Un des intérêts de la photographie est de percevoir l'activité agricole du lieu : l'élevage. Les meules de foin sont des réserves d'aliments pour les bovins qui doivent rester dans les étables durant les hivers rigoureux régnant sur le massif. Ce paysage traditionnel a disparu progressivement avec la construction ou la reconstruction de hangars à foin et l'arrivée des presses qui délivrent des ballots de foin facilement entassés dans les hangars. Depuis une dizaine d'années cette technique est, en partie, remplacée par celle des presses à fourrage qui produisent des bottes de foin protégées par un film plastique qui permet un stockage à l'air libre. Actuellement, on peut apercevoir ces alignements de bottes qui ont remplacé les meules de foin.

La photographie représente des carcasses de fuselages de planeurs d'assaut. Elle a été prise à l'est de Vassieux, en bordure de la route départementale 76. Une ligne électrique longe cette route. En juillet 1944, les travaux d'aménagement de la piste « Taille-crayon » par la Résistance avait conduit à sa dépose. En arrière des fuselages, de nombreuses meules de foin témoignent de l'activité essentielle du lieu, l'élevage. On distingue les ruines des maisons du village. L'ensemble est dominé par la montagne de Grand-Côte, à gauche, au sud, l'inflexion du col de La Chau et la montagne dominant le hameau de Jossaud. Le vieux chemin d'accès au col rejoint la route départementale 76 au niveau de ce dernier. Leur tracé est marqué par les deux sillons blanchâtres à travers la forêt. Des carcasses des 42 planeurs posés les 21, 23 et 24 juillet 1944 ont été regroupées en plusieurs lieux. Sur la photographie, on peut distinguer au premier plan le fuselage d'un Gotha 242. À droite, un fuselage de DFS 230 permet d'apprécier sa différence de taille avec le planeur précédent. En arrière du DFS 230, on aperçoit un amoncellement de fuselages. Pour les deux types de planeurs, on constate qu'il ne subsiste plus que la carcasse des fuselages. La toile qui les recouvrait a disparu, les Allemands ayant incendié leurs appareils quand ils ont quitté le massif au début d'août 1944.
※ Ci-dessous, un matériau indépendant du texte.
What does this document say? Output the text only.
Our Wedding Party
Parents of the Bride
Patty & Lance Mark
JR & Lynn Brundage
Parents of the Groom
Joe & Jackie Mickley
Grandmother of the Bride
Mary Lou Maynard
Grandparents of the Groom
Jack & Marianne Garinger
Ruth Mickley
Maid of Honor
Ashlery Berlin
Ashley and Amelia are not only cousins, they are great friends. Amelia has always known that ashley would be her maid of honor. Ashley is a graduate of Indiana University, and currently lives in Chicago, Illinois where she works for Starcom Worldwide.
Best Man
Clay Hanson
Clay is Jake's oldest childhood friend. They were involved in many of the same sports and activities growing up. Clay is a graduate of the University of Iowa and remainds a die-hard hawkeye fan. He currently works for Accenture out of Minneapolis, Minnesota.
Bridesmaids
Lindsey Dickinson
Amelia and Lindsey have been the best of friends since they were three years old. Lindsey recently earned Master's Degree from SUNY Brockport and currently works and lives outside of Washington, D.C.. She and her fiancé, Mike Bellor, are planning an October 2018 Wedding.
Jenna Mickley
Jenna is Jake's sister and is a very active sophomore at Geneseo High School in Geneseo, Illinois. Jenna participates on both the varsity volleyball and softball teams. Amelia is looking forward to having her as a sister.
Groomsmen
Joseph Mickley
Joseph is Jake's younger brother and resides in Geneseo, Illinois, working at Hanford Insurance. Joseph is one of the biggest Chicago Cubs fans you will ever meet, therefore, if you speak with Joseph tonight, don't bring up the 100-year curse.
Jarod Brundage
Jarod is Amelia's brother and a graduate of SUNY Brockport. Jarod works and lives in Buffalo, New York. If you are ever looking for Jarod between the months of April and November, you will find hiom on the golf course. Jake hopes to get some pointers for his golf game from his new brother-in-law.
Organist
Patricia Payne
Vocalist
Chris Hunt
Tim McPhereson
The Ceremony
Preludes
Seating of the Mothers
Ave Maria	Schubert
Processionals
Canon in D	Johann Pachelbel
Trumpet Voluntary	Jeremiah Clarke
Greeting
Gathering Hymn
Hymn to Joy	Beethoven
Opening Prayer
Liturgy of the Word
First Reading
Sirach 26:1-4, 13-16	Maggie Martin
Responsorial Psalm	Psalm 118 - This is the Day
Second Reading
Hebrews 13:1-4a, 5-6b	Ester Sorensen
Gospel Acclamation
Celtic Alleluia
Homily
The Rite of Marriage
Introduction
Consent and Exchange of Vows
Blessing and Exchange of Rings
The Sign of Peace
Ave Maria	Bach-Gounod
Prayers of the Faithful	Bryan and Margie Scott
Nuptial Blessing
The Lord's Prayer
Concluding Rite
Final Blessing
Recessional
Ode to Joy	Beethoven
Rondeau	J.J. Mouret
La photographie est intéressante aussi dans la mesure où, pendant plusieurs années, les habitants de Vassieux ont vécu au milieu des ruines de leur village et au contact des engins qui ont amené les soldats responsables des destructions. Ils ont aussi, dans une période de pénurie, récupéré des éléments de ces planeurs, notamment des tubes à des fins diverses, comme la fabrication d'échelles, des piquets pour limiter des jardins et soutenir des grillages, etc. Progressivement, les carcasses ont disparu, détruites, ferraillées. Seuls quelques fuselages ont été conservés dont ceux que l'on peut observer à la nécropole et au musée de la Résistance de Vassieux. Ce n'est que récemment que l'on a pris conscience de la valeur historique de ces vestiges. Un fuselage, d'ailleurs récupéré à Vassieux, est en cours de restauration au musée de l'air du Bourget. En Allemagne, à Berlin et à Munich, deux DFS 230 peuvent être aperçus dans leur intégralité.


Auteurs : Alain Coustaury

Contexte historique

Dans le cadre de l'opération Bettina, il est nécessaire de connaître, le plus précisément possible, l'histoire et la composition des unités qui ont été déposées les 21 et 23 juillet 1944 à Vassieux. Ainsi, rumeurs, erreurs peuvent être corrigées.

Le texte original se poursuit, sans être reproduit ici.